Yesterday, Michael Feathers tweeted that, "The hardest bit of TDD [test-driven development] for ppl in scientific computation is that they often don't know what their intermediate results should be." I'd go further: if the average scientist or engineer knew what the output of their program was supposed to be, they wouldn't need to run the program. And if you don't know what answer is right, what do you compare your tests' output to?
Coincidentally, one of our readers sent us this a couple of days ago:
Forgive my ignorance, but I have just watched all the lectures on testing, and I'm a little fuzzy on how I can put all this knowledge to use for me.

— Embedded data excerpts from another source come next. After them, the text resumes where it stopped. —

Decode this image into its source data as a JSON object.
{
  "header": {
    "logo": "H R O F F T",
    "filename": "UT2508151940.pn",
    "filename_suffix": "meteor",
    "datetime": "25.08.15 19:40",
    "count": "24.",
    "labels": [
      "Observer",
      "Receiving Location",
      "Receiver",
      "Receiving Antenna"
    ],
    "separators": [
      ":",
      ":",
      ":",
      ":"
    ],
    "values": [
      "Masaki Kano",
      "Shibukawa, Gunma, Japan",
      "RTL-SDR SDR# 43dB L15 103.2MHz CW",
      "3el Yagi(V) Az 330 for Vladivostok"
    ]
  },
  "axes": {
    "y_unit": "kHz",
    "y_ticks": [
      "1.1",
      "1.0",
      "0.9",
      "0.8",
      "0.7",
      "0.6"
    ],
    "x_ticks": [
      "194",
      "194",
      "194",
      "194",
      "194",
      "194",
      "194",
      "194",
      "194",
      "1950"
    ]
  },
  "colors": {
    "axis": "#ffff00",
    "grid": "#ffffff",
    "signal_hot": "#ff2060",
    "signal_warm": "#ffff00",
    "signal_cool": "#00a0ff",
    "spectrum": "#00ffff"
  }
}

I do CFD programming to solve fluid flow and heat transfer problems. I write in Fortran, code that solves an entire problem start to finish (obviously a collection of subroutines and modules). Then I use Python as a "driver" to set the values of my input variables, create input files, run the compiled code, write output files and gnuplot files to create some plots. I loosely follow the logic in Hans Petter Langtangen's book.
Most of your lectures pertained to testing functions. I hardly ever use them—should I be? And how can I independently test a subroutine—or should I be? Lets say that I run the code to solve a known problem—should I use the same pass/fail criteria that you talk about in the lecture?
What about testing to find the right values for variables—i.e. grid resolution studies. Should I automate these?
I really would like to get these concepts clear, because I don't do ANY regression testing right now, and I know (as you point out) how dangerous that can be.
I have some answers, but before I post them, I'd be interested in hearing from other readers: what do you do? What do you expect others to have done when you're reviewing their papers?
Note: readers interested in this subject might enjoy Rebecca Sanders and Diane Kelly's paper, "Dealing with Risk in Scientific Software Development" (IEEE Software, 25(4), July 2008).